We limit the dispatch of batteries by their duration, day-ahead position, and cycling considerations.


How did we arrive at our carbon derating factors for gas in the CM?

Currently (April 2024), as part of prequalification for the Capacity Market, there is a limit of 550g of Fossil Fuel origin per kWh of electricity generated. This applies to new build, existing, and refurbishing CMUs for the delivery year commencing in 2024, as well as any subsequent delivery years. The Department of Energy Security and Net Zero (DESNZ) have indicated in their latest REMA consultation that they intend to both reduce this limit and to undertake a broader Capacity Market reform. Yet, recent government press releases have stated unabated gas will remain on the system to ensure security of supply.

There are questions about the specifics and timings of emissions limits, as well as how to incentivise low carbon technologies with desirable characteristics. One option DESNZ are considering for the CM consists of 'multiples' which is similar to derating factors for different properties (like de-rating factors in reverse).

We will adapt our Capacity Market model when more information on future auction design is released, but for now we have accounted for carbon through derating factors, using the 550g/kWh limit as a starting point. We have modeled this using a CO2 emissions allowance which drops over time. Plants with emissions below this level (550g/kWh in 2024) have a carbon derating of 100% - i.e. it receives the full CM price for its technology type. Plants with emissions above 550g/kWh have a carbon derating which means they receive less than their full CM price. For instance, if emissions for a generator are halfway between the allowance and the maximum - given by double the allowance - then it will receive a carbon derating of 50%.

We have modeled this using various different rates of decrease for the carbon allowance, as well as carbon maxima that are different multiples of this allowance.

We settle on the factors shown here. If these changes occur too slowly then emissions will not be consistent with emissions targets and Net Zero goals. If these changes occur too quickly then there are concerns around security of supply, and we see the impacts of this through extremely high wholesale prices, extremely high capacity market prices to encourage greater levels of low carbon generation, as well as loss of load.
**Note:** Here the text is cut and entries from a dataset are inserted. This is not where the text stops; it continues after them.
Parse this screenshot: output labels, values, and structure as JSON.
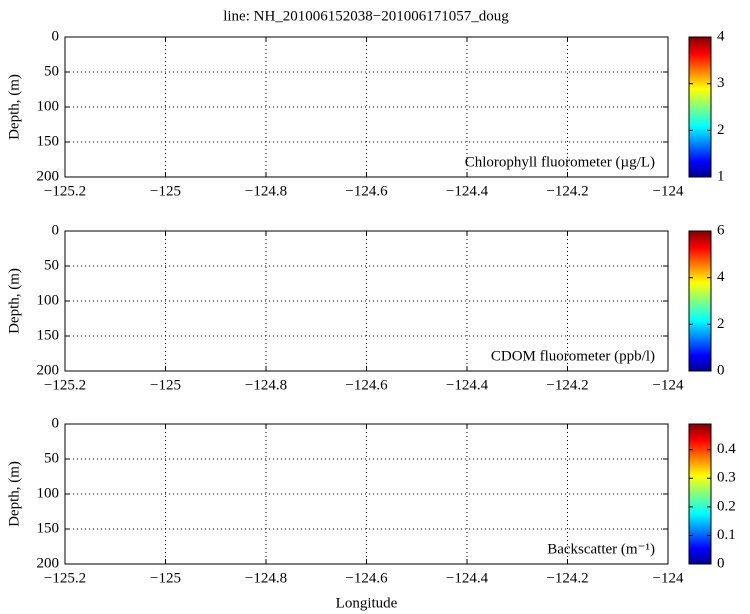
{
  "title": "line: NH_201006152038−201006171057_doug",
  "chart_data": [
    {
      "type": "heatmap",
      "annotation": "Chlorophyll fluorometer (µg/L)",
      "ylabel": "Depth, (m)",
      "xlim": [
        -125.2,
        -124
      ],
      "xticks": [
        {
          "value": -125.2,
          "label": "−125.2"
        },
        {
          "value": -125,
          "label": "−125"
        },
        {
          "value": -124.8,
          "label": "−124.8"
        },
        {
          "value": -124.6,
          "label": "−124.6"
        },
        {
          "value": -124.4,
          "label": "−124.4"
        },
        {
          "value": -124.2,
          "label": "−124.2"
        },
        {
          "value": -124,
          "label": "−124"
        }
      ],
      "ylim": [
        200,
        0
      ],
      "yticks": [
        0,
        50,
        100,
        150,
        200
      ],
      "grid": true,
      "colormap": "jet",
      "clim": [
        1,
        4
      ],
      "cticks": [
        1,
        2,
        3,
        4
      ]
    },
    {
      "type": "heatmap",
      "annotation": "CDOM fluorometer (ppb/l)",
      "ylabel": "Depth, (m)",
      "xlim": [
        -125.2,
        -124
      ],
      "xticks": [
        {
          "value": -125.2,
          "label": "−125.2"
        },
        {
          "value": -125,
          "label": "−125"
        },
        {
          "value": -124.8,
          "label": "−124.8"
        },
        {
          "value": -124.6,
          "label": "−124.6"
        },
        {
          "value": -124.4,
          "label": "−124.4"
        },
        {
          "value": -124.2,
          "label": "−124.2"
        },
        {
          "value": -124,
          "label": "−124"
        }
      ],
      "ylim": [
        200,
        0
      ],
      "yticks": [
        0,
        50,
        100,
        150,
        200
      ],
      "grid": true,
      "colormap": "jet",
      "clim": [
        0,
        6
      ],
      "cticks": [
        0,
        2,
        4,
        6
      ]
    },
    {
      "type": "heatmap",
      "annotation": "Backscatter (m⁻¹)",
      "ylabel": "Depth, (m)",
      "xlabel": "Longitude",
      "xlim": [
        -125.2,
        -124
      ],
      "xticks": [
        {
          "value": -125.2,
          "label": "−125.2"
        },
        {
          "value": -125,
          "label": "−125"
        },
        {
          "value": -124.8,
          "label": "−124.8"
        },
        {
          "value": -124.6,
          "label": "−124.6"
        },
        {
          "value": -124.4,
          "label": "−124.4"
        },
        {
          "value": -124.2,
          "label": "−124.2"
        },
        {
          "value": -124,
          "label": "−124"
        }
      ],
      "ylim": [
        200,
        0
      ],
      "yticks": [
        0,
        50,
        100,
        150,
        200
      ],
      "grid": true,
      "colormap": "jet",
      "clim": [
        0,
        0.49
      ],
      "cticks": [
        0,
        0.1,
        0.2,
        0.3,
        0.4
      ]
    }
  ]
}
We have therefore settled on yearly allowances and maxima that we believe would make sense from a policy point of view, due to their balance between incentivising low carbon generation whilst maintaining security of supply.


How do you know that the commercial model of storage, and other generator types, is viable?

We have a capacity expansion model that looks at the commercials of newly built plants - i.e., their IRRs and capex, through the forecast horizon. We do this for gas plants (including with CCS), biomass plants, and battery storage. Ie generation types we believe are driven by economics (unlike, say, nuclear). More detail on this here.

New build plants get built if their IRR exceeds the hurdle rate - 10% for batteries, 11% for other thermal plants, with the exception of CCS plants which must meet a 0% hurdle rate (which then grows with the size of the CCS fleet as this technology gets more commercially viable).


Do you model carbon emissions?

In the world view databook, we show the annual carbon intensity of the forecast electricity system.

We do not optimise for net zero in a particular year.